The American Academy of Pediatrics says insufficient sleep causes teenaged students an array of problems. Dr. Brandon Seay echoed that as he spoke in support of later start times.
“We actually showed there was decreased tardiness, decreased missing of school days. Then more importantly I think as well, we saw that there was actually a decrease in the number of car crashes involving teen drivers between 16 to 18 by about 70% with that shift in school start times as well,” Seay said. “So not only the school performance, but also public safety would be a big concern.”
Seay is a pediatric sleep specialist in Tallahassee. He spoke on behalf of the Florida Chapter of the American Academy of Pediatrics. He was asked what the research shows regarding elementary students.
“They do have a longer sleep time that they need, but they are able to get to sleep usually around 7:30, 8:00, as opposed to the 10 to 11:00 that it would usually take for teenagers,” Seay said. “So they are still able to get the appropriate amount of sleep with a school start time a little bit earlier.”

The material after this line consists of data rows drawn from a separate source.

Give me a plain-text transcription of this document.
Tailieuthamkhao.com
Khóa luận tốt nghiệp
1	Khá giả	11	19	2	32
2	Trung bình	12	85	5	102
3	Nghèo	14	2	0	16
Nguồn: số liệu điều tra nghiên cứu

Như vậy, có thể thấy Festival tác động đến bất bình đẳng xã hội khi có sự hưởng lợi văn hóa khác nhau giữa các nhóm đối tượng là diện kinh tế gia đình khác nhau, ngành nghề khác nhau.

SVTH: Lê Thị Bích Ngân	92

“I do appreciate your bill. I understand. I have a 15 and a 14-year-old in the house, and it is a struggle to get them to sleep,” said Rep. Angie Nixon (D-Jacksonville). She raised concerns about disruptions that could arise with some schools starting later, especially with transportation.
“I have a child in daycare, elementary, middle school, high school. It’s going to be tough. Yes, that is a choice I made and that’s the cost of being a parent. But I also work. My husband also works.” Nixon was the only member of the 18-member panel to vote no, but she said she wants more conversations about the bill.
Similar legislation is awaiting its first hearing in the Senate.